To complete this lab, answer the five questions below. Include graphs when required, with correct placement of x– and y-variables, axis labels, and legends.
Questions
- Calculate summary statistics for each of the following datasets (sample size, mean, median, standard deviation, and standard error). Round your answers to two decimal places.
- Set 1 = {7, 12, 5, 9, 4, 15, 9, 2, 8, 8, 6, 10}
- Set 2 = {23.5, 48.1, 6.2, 31.4, 17.6, 34.0, 29.3, 27.8, 25.5, 11.9}
- Set 3 = {53.11, 47.62, 101.06, 54.95, 46.27, 59.73, 52.82}
- Set 4 = {105, 311, 507, 389, 271, 356, 247, 1018, 251, 402, 343, 345}
- Set 5 = {0.11, 0.43, 0.37, 0.08, 0.25, 0.34, 0.17, 0.20, 0.14}
- In the Module 1 Resource Book, we performed a linear regression of the age and weight of ladybugs. In that example, we only had five data points (for ladybugs that were 2, 4, 6, 8, and 10 days old). I actually found 7 more ladybugs, so I want to add them to our dataset (combining everything we have) and redo the analysis. Both the original and new data are attached to this page as “02 Ladybug age-weight data” and “02 Ladybug age-weight data – new data”.

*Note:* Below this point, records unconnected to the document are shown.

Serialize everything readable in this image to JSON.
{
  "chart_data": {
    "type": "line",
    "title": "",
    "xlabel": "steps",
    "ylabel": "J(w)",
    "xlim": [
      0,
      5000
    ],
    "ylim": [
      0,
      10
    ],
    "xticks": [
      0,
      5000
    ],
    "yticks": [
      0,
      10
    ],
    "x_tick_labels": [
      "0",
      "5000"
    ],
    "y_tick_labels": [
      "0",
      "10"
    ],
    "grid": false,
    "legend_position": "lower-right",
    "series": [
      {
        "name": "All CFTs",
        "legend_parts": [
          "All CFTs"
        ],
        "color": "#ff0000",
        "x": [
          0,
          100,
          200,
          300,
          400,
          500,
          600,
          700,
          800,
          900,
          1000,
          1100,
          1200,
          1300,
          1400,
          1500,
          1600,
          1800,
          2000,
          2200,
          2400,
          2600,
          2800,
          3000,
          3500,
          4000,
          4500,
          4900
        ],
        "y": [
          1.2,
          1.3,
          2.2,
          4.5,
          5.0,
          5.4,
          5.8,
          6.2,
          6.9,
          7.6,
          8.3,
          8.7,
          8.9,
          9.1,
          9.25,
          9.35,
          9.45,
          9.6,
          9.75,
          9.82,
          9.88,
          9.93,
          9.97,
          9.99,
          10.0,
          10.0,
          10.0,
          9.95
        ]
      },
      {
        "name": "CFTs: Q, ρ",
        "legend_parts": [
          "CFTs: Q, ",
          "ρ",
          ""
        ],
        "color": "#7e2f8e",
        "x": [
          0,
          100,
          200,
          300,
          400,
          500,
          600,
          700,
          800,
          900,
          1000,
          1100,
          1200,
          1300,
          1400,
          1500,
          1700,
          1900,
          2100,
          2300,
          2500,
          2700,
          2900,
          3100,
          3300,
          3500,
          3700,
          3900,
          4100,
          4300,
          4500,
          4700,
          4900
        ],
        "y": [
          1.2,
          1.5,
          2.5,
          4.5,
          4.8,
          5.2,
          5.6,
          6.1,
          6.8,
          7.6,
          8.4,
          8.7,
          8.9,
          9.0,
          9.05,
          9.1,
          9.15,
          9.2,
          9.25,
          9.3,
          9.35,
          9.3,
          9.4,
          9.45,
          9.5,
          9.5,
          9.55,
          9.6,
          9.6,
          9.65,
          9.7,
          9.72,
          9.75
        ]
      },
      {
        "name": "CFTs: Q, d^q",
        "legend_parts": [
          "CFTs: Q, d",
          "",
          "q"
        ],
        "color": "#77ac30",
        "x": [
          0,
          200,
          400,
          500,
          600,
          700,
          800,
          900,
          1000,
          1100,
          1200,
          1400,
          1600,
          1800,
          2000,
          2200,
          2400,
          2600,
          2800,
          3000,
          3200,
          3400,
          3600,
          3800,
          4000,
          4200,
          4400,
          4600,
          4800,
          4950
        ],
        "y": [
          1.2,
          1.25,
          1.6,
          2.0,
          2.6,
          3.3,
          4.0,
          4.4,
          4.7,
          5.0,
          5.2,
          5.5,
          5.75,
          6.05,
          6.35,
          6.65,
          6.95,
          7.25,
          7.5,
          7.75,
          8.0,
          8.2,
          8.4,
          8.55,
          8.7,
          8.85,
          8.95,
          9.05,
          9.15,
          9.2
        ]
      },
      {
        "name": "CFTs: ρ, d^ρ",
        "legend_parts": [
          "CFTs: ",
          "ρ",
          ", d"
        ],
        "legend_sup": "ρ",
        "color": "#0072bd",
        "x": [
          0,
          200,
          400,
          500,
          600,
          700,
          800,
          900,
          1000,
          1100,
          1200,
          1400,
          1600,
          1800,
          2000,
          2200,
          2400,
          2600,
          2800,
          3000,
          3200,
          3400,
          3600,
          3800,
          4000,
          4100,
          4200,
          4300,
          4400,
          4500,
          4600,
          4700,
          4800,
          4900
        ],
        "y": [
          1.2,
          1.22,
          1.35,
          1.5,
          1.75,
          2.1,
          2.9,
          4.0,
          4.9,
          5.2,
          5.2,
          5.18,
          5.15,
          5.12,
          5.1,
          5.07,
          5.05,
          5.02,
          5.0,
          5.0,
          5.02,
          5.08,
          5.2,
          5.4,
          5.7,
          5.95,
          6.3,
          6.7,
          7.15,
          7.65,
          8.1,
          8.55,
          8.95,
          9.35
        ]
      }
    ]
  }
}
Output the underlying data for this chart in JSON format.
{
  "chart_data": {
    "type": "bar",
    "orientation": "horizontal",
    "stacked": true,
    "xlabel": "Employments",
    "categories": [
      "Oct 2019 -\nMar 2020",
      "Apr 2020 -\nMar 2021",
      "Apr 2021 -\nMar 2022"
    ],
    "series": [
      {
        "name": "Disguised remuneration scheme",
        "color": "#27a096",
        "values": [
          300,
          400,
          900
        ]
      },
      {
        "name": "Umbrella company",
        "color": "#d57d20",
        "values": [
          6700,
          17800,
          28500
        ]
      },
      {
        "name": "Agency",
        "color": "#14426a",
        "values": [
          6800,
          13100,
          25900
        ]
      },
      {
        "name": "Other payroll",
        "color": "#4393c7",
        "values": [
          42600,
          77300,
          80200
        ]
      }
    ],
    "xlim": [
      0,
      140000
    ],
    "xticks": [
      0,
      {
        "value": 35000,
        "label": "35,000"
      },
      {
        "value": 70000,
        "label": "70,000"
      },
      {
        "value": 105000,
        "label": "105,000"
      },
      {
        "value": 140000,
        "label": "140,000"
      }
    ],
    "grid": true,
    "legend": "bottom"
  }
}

- Make an updated graph showing the age/weight relationship for all 12 ladybugs.
- Report the updated equation of the line.
- Report the new R2 value.
- Calculate the expected age for a ladybug that weighs 32 g. Show your work.
- Predict the weight of a 4.5-day-old ladybug. Show your work.
- On warm summer nights, you can tell the temperature by how fast crickets are chirping! The attached dataset “03 Cricket time-temperature data” is from Bessey & Bessey (1898), published in the scientific journal The American Naturalist. Using this data, regress the number of cricket chirps per minute (y) on the temperature (x).
- Create a graph showing the number of chirps per minute vs. temperature.
- Report the equation of the line.
- Report the R2 value.
- Predict the number of cricket chirps per minute at 65° F. Show your work.
- How well does your linear regression fit your data? Explain in 2–3 sentences.
- Irises are beautiful purple flowers that grow in temperate climates. Different species of irises may have different traits. Perform a t-test to determine whether the sizes of petals differ between the Virginia iris and the bristle-pointed iris. The data are attached as “04 Iris petal data”.
- Create a bar graph showing the average petal size for each species of iris with error bars for standard deviation.
- Report the p-value from the t-test.
- Which species of iris has larger petals? Interpret your p-value and explain in 1–2 sentences.
- Fertilizers provide supplemental nutrients for growing plants. Use a t-test to determine whether fertilizer A or fertilizer B results in a higher yield of corn (“yield” is the amount of corn that’s produced in an area). The data are attached as “05 Fertilizer efficacy data”.
- Create a bar graph showing the average yield for each type of fertilizer with errors bars for standard deviation.
- Report the p-value from the t-test.
- Which type of fertilizer was better (results in a higher yield)? Interpret your p-value and explain in 1–2 sentences.
Deliverables
A single document with your numbered and typed answers to the five questions above. Use 12-point Times New Roman with regular line spacing (single-spaced). Name the file “Data analysis_Lastname” and upload as a standard Word document (.docx) or PDF (.pdf).
Grades
This assignment addresses course outcome 1 and module learning objectives 1 and 2 and is worth a total of 30 points.
- Each question is worth 6 points.
- For questions with three subparts, each subpart is worth 2 points.
- For questions with five subparts, the first four subparts are each worth one point and the last is worth two.